Post date: 05-Mar-2012 01:20:55
A. Butler and W. Hodos identified a variety of mechanisms involved in the evolution of vertebrate central nervous systems (Butler & Hodos 2005). Induction is one of the most basic mechanisms where an altered chemical signal induces part of an existing embryonic structure to develop in a different manner. A second mechanism, of critical importance to vertebrate brain evolution, involves the homeobox genes. The homeobox genes specify regions in the early developing nervous system that will develop into identifiable brain structures. These two basic mechanisms are common to all species with developed brains (rather than very simple nervous systems).
A number of additional evolutionary mechanisms are apparent in the vertebrates. Invasion describes a mechanism where a population of neurons evolves new connections to an existing area of the brain and comes to dominate the function of that area. There are also examples involving the loss of connections per sae to a particular neuron population. Another evolutionary mechanism has seen a uniform population of neurons evolving into multiple sub-populations of neurons with different characteristics or connectivity (referred to as differentiation and parcellation respectively). Duplication of whole neural regions has occurred, enabling one of the regions to evolve a new role while leaving the other region to perform its original function (Allman 2000). A particularly frequent mechanism has been changes in the proliferation of neurons in a particular region, usually in association with one of the other mechanisms.
“... great diversity and great complexity have arisen because they are both merely the result of a few, simple random mutation events that affect the behaviour of particular morphogenetic fields, the phenotypes of which have been favoured highly by natural selection.”
Butler & Hodos 2005
However, the number of mutations that have not been favored by natural selection is a very large number.
There is more than one way to build a brain.
“A great diversity in brain organization has been achieved independently at least four separate times within four separate radiations of vertebrates. ... the development of a more complex brain has been accomplished, not just once for the ascent of man, but multiple times.”
Butler & Hodos 2005
For example, the cognitive abilities of birds are on par with those of most mammals, certainly including primates. The general circuitry of the avian brain routing the information from the sense organs to the “higher” areas of the brain and looping around the higher levels are strikingly similar. However, the architecture of the higher levels of the avian brain are conspicuously different (Butler & Hodos 2005). Much has been attributed to the architecture of the neocortex in mammals. The neocortex is the outermost layer of the cerebral hemispheres with the familiar deep fissures in human brains, but with a smooth surface in other mammals such as rat brains. The neocortex comprises six fairly uniform layers, each characterized by neuron type and connectivity. The majority of the cells in the neocortex are pyramidal neurons, for their characteristic shape. In human, the neocortex is involved in higher functions such as sensory perception, generation of motor commands, spatial reasoning, conscious thought and language. However, the avian brain has evolved into a different solution to a largely similar set of environmental challenges. Two areas of the avian brain, the wulst and the dorsal ventricular ridge, support many higher cognitive functions. Most of the neurons in these areas have a star shape, and the layering is orientated radially out from the center of the brain. Diverse neural architecture can support highly complex cognitive abilities. There is more than one way to build a brain.

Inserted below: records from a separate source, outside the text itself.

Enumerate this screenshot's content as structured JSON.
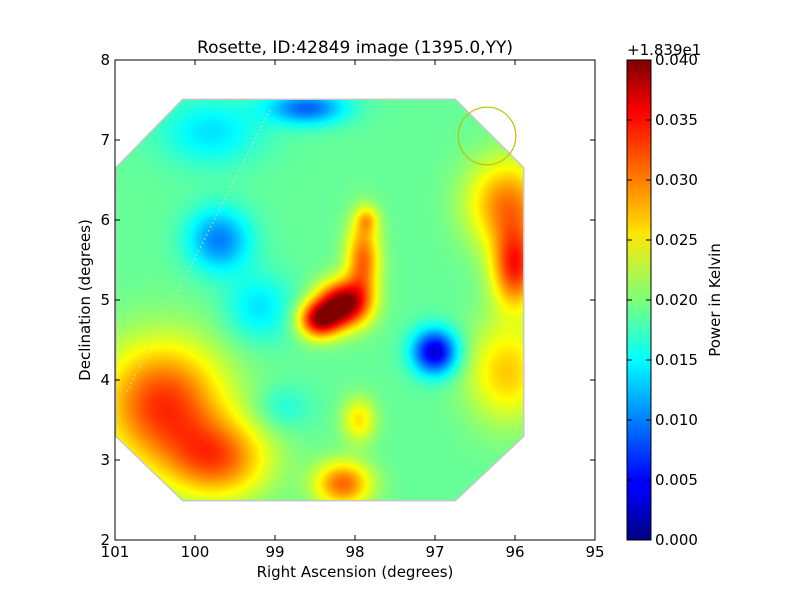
{
  "chart_data": {
    "type": "heatmap",
    "title": "Rosette, ID:42849 image (1395.0,YY)",
    "xlabel": "Right Ascension (degrees)",
    "ylabel": "Declination (degrees)",
    "xlim": [
      101,
      95
    ],
    "ylim": [
      2,
      8
    ],
    "x_ticks": [
      101,
      100,
      99,
      98,
      97,
      96,
      95
    ],
    "y_ticks": [
      2,
      3,
      4,
      5,
      6,
      7,
      8
    ],
    "x_tick_labels": [
      "101",
      "100",
      "99",
      "98",
      "97",
      "96",
      "95"
    ],
    "y_tick_labels": [
      "2",
      "3",
      "4",
      "5",
      "6",
      "7",
      "8"
    ],
    "colorbar": {
      "label": "Power in Kelvin",
      "offset_text": "+1.839e1",
      "range": [
        0.0,
        0.04
      ],
      "ticks": [
        0.0,
        0.005,
        0.01,
        0.015,
        0.02,
        0.025,
        0.03,
        0.035,
        0.04
      ],
      "tick_labels": [
        "0.000",
        "0.005",
        "0.010",
        "0.015",
        "0.020",
        "0.025",
        "0.030",
        "0.035",
        "0.040"
      ],
      "colormap": "jet"
    },
    "background_level": 0.019,
    "map_outline_ra_dec": [
      [
        100.15,
        7.5
      ],
      [
        96.75,
        7.5
      ],
      [
        95.9,
        6.65
      ],
      [
        95.9,
        3.3
      ],
      [
        96.75,
        2.5
      ],
      [
        100.15,
        2.5
      ],
      [
        100.98,
        3.3
      ],
      [
        100.98,
        6.65
      ]
    ],
    "features": [
      {
        "ra": 98.15,
        "dec": 4.95,
        "level": 0.04,
        "sigma_ra": 0.22,
        "sigma_dec": 0.2,
        "note": "hot spot"
      },
      {
        "ra": 98.45,
        "dec": 4.75,
        "level": 0.036,
        "sigma_ra": 0.18,
        "sigma_dec": 0.16
      },
      {
        "ra": 97.9,
        "dec": 5.5,
        "level": 0.031,
        "sigma_ra": 0.15,
        "sigma_dec": 0.35
      },
      {
        "ra": 97.85,
        "dec": 6.0,
        "level": 0.025,
        "sigma_ra": 0.1,
        "sigma_dec": 0.12
      },
      {
        "ra": 97.0,
        "dec": 4.35,
        "level": 0.003,
        "sigma_ra": 0.2,
        "sigma_dec": 0.2,
        "note": "cold spot"
      },
      {
        "ra": 99.7,
        "dec": 5.75,
        "level": 0.01,
        "sigma_ra": 0.28,
        "sigma_dec": 0.28
      },
      {
        "ra": 98.6,
        "dec": 7.4,
        "level": 0.009,
        "sigma_ra": 0.35,
        "sigma_dec": 0.15
      },
      {
        "ra": 99.8,
        "dec": 7.1,
        "level": 0.014,
        "sigma_ra": 0.45,
        "sigma_dec": 0.3
      },
      {
        "ra": 100.4,
        "dec": 3.7,
        "level": 0.033,
        "sigma_ra": 0.55,
        "sigma_dec": 0.55
      },
      {
        "ra": 99.7,
        "dec": 3.0,
        "level": 0.03,
        "sigma_ra": 0.45,
        "sigma_dec": 0.35
      },
      {
        "ra": 96.0,
        "dec": 5.4,
        "level": 0.033,
        "sigma_ra": 0.2,
        "sigma_dec": 0.35
      },
      {
        "ra": 96.1,
        "dec": 6.2,
        "level": 0.03,
        "sigma_ra": 0.35,
        "sigma_dec": 0.4
      },
      {
        "ra": 96.1,
        "dec": 4.1,
        "level": 0.027,
        "sigma_ra": 0.35,
        "sigma_dec": 0.45
      },
      {
        "ra": 98.15,
        "dec": 2.7,
        "level": 0.031,
        "sigma_ra": 0.25,
        "sigma_dec": 0.2
      },
      {
        "ra": 97.95,
        "dec": 3.5,
        "level": 0.026,
        "sigma_ra": 0.15,
        "sigma_dec": 0.2
      },
      {
        "ra": 98.9,
        "dec": 3.65,
        "level": 0.016,
        "sigma_ra": 0.25,
        "sigma_dec": 0.2
      },
      {
        "ra": 99.2,
        "dec": 4.9,
        "level": 0.014,
        "sigma_ra": 0.3,
        "sigma_dec": 0.3
      }
    ],
    "dotted_track_ra_dec": [
      [
        100.85,
        3.85
      ],
      [
        99.05,
        7.4
      ]
    ],
    "beam_circle": {
      "ra": 96.35,
      "dec": 7.05,
      "radius_deg": 0.36
    }
  }
}
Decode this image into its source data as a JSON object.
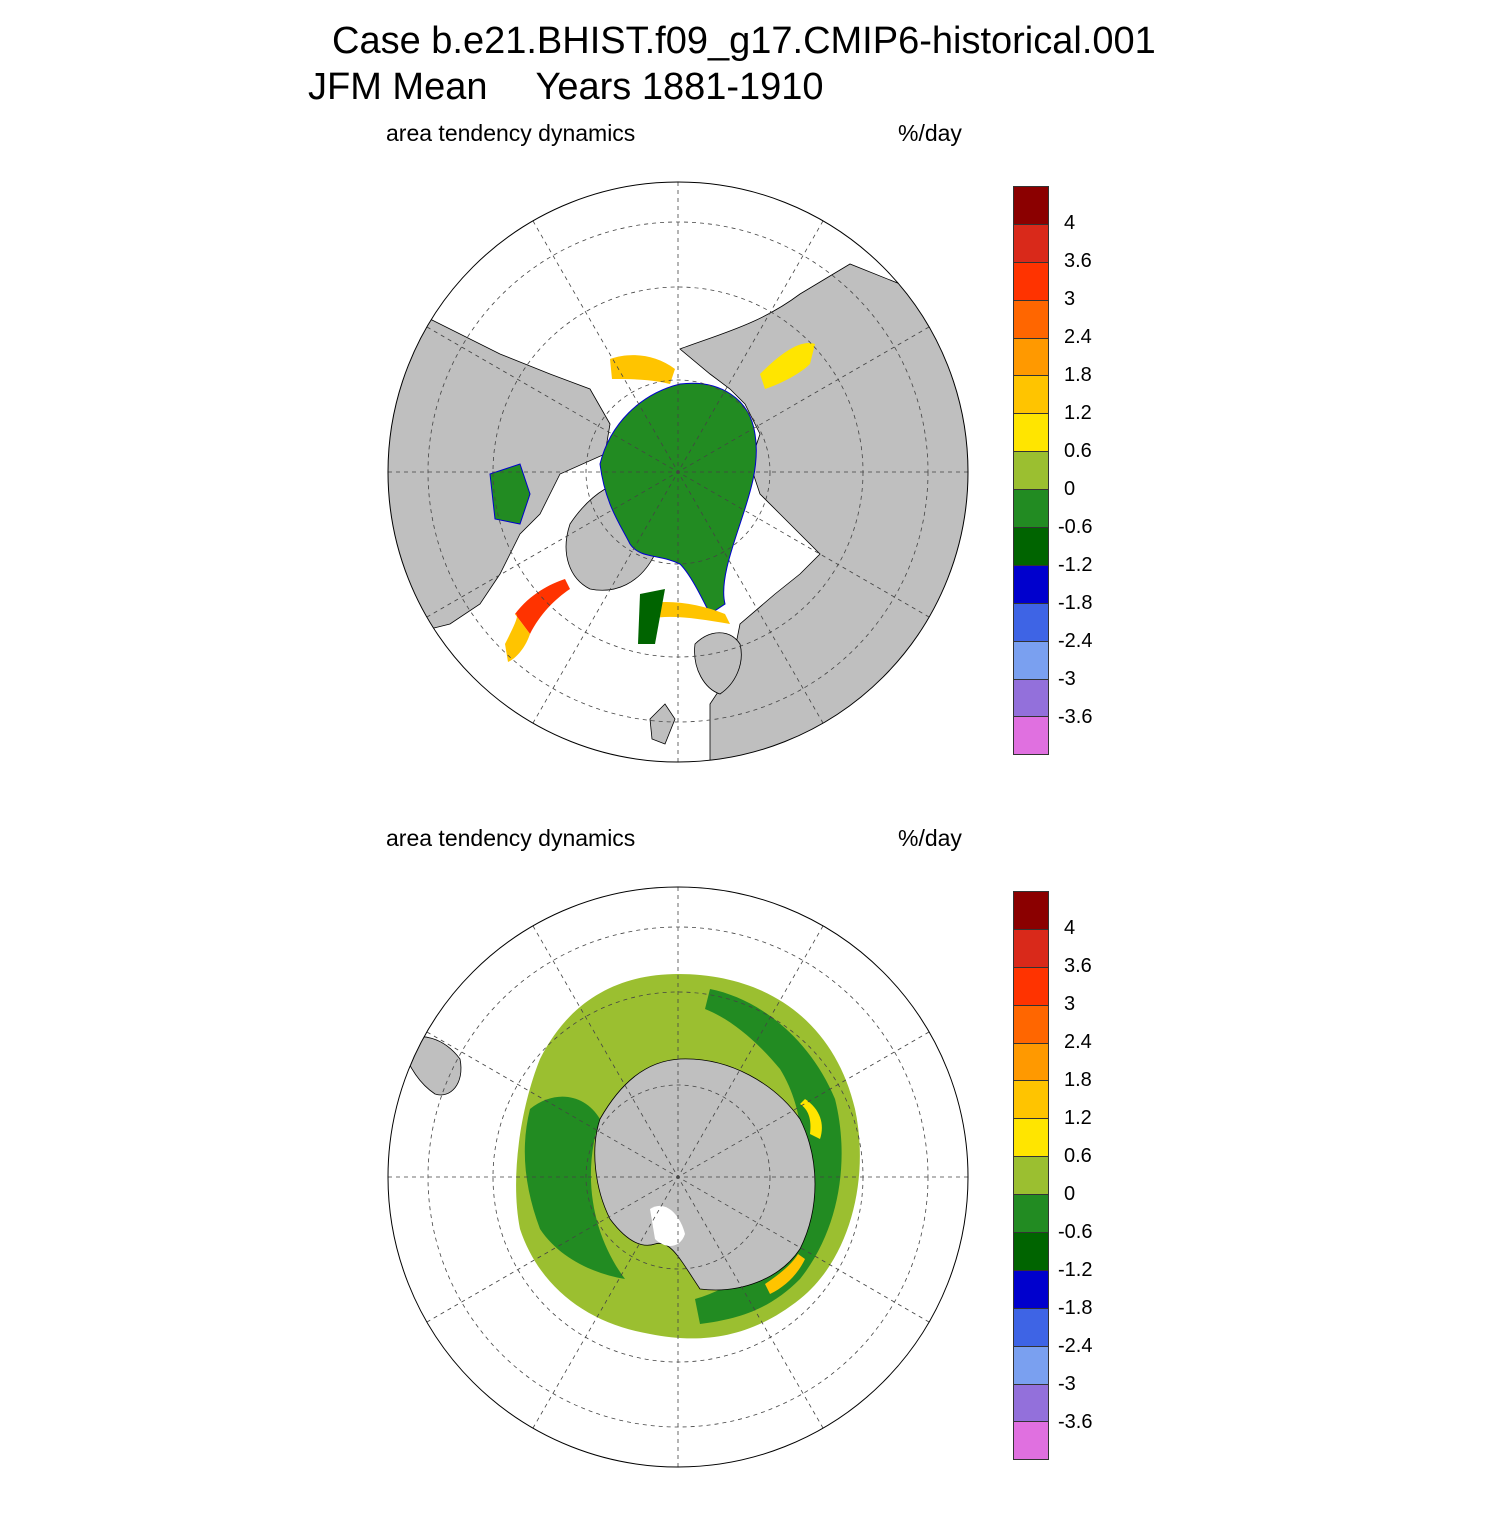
{
  "title": {
    "line1": "Case b.e21.BHIST.f09_g17.CMIP6-historical.001",
    "line2_mean": "JFM Mean",
    "line2_years": "Years 1881-1910"
  },
  "panels": [
    {
      "id": "north",
      "hemisphere": "north",
      "left_label": "area tendency dynamics",
      "right_label": "%/day"
    },
    {
      "id": "south",
      "hemisphere": "south",
      "left_label": "area tendency dynamics",
      "right_label": "%/day"
    }
  ],
  "colorbar": {
    "units": "%/day",
    "levels": [
      "4",
      "3.6",
      "3",
      "2.4",
      "1.8",
      "1.2",
      "0.6",
      "0",
      "-0.6",
      "-1.2",
      "-1.8",
      "-2.4",
      "-3",
      "-3.6"
    ],
    "colors": [
      "#8b0000",
      "#d9291a",
      "#ff3300",
      "#ff6600",
      "#ff9900",
      "#ffc400",
      "#ffe500",
      "#9bbf30",
      "#228b22",
      "#006400",
      "#0000cd",
      "#3e64e5",
      "#7aa0f0",
      "#9370db",
      "#e070e0"
    ]
  },
  "map_style": {
    "land": "#bfbfbf",
    "ocean": "#ffffff",
    "ice_low": "#228b22",
    "ice_edge": "#9bbf30"
  }
}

The avian brain is very considerably smaller and necessarily lighter than primate brains. Smaller again, is the brain of an araneophagic jumping spider Portia fimbriata. These predatory spiders invade the web of other spiders and employ deception to attack them. If the resident spider is small then P. fimbriata mimic the vibrations of an ensnared insect in an attempt to lure the resident spider. When the resident spider is large then the P. fimbriata mimic the vibrations of an insect brushing the periphery of the web keeping the resident out of the web and avoiding a full scale attack. When P. fimbriata moves across the web they disguise their movements by simulating a large-scale disturbance of the web such as from wind (Tarsitano, Jackson & Kirchner 2001). This is an example of a minute brain that is capable of deception – the very same capacity that Turing chose as a keen test of intelligence.
In sum, brain evolution has involved an array of mechanisms which reuse the existing structures in complicated and intertwined ways. There is more than one way to build a brain. Remarkable things can be achieved with a very small brain.
Allman,J. (2000), Evolving Brains. W. H. Freeman.
Butler, A.B. & Hodos, W. (2005), Comparative Vertebrate Neuroanatomy - Evolution and Adaption. Wiley.
Tarsitano, M., Jackson, R.R., & Kirchner, W.H. (2001), Signals and Signal Choices made by the Araneophagic Jumping Spider Portia fimbriata while Hunting the Orb-Weaving Web spiders Zygiella x-notata and Zosis geniculatus, Ethology vol.106 issue.7, pages.595-615
Turing, A.M. (1950) Computing Machinery and Intelligence. Mind 49: 433-460.